An executive at the centre of EA’s publishing business has resigned to join Zynga, reports suggest.
Social games giant Zynga has snapped up Electronic Arts chief operating officer John Schappert, according to Reuters.
The newswire claims he quit on Monday and will “take an executive post at Zynga”.
Schappert rejoined EA in 2009, and in his two years helped the publisher fight to plug haemorrhaging revenues.
Prior to this, he had been a major executive at Microsoft for about two years, following an extended spell at EA that began back in 1991.
Zynga’s scoop for the well-recognised executive, if true, offers a snapshot of the rate of change the industry is going through.
Zynga, founded in 2007, is currently valued between $7 and $10 billion. The firm is one of the first to crack the free-to-play model in the west, and has built its empire on the Facebook platform.
EA, once the global kingpin in brick and mortar game publishing, has struggled in recent years.
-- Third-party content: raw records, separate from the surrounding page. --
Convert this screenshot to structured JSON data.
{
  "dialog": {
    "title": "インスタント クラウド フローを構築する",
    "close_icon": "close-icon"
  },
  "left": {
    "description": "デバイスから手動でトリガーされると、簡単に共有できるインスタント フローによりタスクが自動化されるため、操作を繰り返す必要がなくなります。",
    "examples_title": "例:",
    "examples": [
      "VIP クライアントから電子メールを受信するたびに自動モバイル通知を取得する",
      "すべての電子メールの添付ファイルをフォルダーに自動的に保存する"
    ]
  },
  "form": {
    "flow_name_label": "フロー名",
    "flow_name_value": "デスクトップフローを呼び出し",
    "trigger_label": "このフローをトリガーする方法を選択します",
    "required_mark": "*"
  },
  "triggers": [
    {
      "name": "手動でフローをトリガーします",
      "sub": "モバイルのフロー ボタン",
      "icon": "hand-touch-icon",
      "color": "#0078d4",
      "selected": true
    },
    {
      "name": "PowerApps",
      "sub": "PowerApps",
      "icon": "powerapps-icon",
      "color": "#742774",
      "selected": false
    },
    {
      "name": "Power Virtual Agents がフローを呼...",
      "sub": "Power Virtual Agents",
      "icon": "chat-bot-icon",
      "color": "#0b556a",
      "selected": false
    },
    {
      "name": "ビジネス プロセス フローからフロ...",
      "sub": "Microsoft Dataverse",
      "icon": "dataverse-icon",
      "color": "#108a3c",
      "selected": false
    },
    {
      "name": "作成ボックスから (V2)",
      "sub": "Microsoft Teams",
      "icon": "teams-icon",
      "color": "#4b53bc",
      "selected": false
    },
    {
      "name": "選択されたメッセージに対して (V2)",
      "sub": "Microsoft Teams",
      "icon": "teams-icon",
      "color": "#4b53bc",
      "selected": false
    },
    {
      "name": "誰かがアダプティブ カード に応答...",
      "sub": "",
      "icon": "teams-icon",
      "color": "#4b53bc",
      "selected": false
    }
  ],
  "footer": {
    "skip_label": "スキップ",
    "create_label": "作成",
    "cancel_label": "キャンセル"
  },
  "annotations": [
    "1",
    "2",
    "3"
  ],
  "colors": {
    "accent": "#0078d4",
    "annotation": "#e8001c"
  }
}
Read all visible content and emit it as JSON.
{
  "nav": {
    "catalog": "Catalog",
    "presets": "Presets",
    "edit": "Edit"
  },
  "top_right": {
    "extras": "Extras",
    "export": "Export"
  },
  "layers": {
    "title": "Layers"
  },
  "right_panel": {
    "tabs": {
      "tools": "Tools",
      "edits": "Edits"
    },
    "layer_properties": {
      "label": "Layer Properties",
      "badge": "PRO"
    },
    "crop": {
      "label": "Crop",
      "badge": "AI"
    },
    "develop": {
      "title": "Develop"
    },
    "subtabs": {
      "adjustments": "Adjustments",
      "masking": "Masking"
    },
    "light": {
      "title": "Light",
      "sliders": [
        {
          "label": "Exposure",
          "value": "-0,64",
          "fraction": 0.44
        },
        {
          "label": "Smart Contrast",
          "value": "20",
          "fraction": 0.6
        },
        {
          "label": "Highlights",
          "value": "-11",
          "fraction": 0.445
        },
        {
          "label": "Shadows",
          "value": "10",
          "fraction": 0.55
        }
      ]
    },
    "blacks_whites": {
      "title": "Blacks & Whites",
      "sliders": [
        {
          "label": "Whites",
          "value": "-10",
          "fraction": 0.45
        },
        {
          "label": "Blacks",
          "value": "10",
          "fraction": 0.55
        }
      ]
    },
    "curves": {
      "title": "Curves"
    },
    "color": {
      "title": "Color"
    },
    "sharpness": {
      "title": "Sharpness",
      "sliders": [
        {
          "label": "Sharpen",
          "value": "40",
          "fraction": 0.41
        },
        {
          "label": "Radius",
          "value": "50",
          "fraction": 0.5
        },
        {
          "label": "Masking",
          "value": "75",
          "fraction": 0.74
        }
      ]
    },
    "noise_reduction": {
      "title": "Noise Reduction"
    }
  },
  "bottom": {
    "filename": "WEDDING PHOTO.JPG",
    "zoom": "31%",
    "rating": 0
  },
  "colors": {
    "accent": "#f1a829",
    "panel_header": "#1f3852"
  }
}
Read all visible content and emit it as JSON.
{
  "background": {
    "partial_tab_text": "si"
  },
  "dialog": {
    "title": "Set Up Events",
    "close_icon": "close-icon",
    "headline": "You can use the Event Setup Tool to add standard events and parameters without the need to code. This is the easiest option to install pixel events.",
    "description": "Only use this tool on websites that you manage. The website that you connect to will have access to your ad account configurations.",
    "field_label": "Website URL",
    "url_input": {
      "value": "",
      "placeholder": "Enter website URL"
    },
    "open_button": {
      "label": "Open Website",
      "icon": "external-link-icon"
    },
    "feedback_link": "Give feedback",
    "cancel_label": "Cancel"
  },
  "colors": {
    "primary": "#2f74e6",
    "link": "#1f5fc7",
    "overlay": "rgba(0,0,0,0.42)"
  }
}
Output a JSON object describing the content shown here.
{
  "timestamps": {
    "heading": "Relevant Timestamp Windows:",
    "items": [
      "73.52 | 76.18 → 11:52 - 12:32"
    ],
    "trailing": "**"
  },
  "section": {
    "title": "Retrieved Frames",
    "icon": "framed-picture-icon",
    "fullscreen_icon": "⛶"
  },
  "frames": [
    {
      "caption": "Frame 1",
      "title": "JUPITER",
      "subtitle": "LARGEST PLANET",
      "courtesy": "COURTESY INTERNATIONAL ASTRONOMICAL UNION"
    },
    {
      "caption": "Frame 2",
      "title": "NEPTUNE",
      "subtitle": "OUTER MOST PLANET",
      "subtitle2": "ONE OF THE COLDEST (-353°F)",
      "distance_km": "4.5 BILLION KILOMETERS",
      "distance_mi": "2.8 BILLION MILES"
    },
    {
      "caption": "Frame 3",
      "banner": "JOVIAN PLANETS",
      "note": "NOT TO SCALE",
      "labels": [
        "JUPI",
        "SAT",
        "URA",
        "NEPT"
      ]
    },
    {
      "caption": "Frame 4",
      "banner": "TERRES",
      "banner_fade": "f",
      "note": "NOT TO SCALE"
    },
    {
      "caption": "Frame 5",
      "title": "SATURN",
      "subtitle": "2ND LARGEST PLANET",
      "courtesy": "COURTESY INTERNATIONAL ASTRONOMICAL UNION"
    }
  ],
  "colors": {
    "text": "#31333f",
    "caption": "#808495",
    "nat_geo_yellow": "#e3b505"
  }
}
The firm last year put an end to twelve consecutive quarterly losses, and had ended 2010 with 795 fewer employees than the year prior.
Executive walkouts
Schappert’s departure would represent the fourth exec EA has lost in five weeks.
In April an unnamed EA Tiburon boss quit the company (very likely to be Ian Cummings, the Madden NFL creative director).
EA Easy Studio boss Ben Cousins, meanwhile, departed late in March – one day after Visceral Games boss Scot Amos resigned.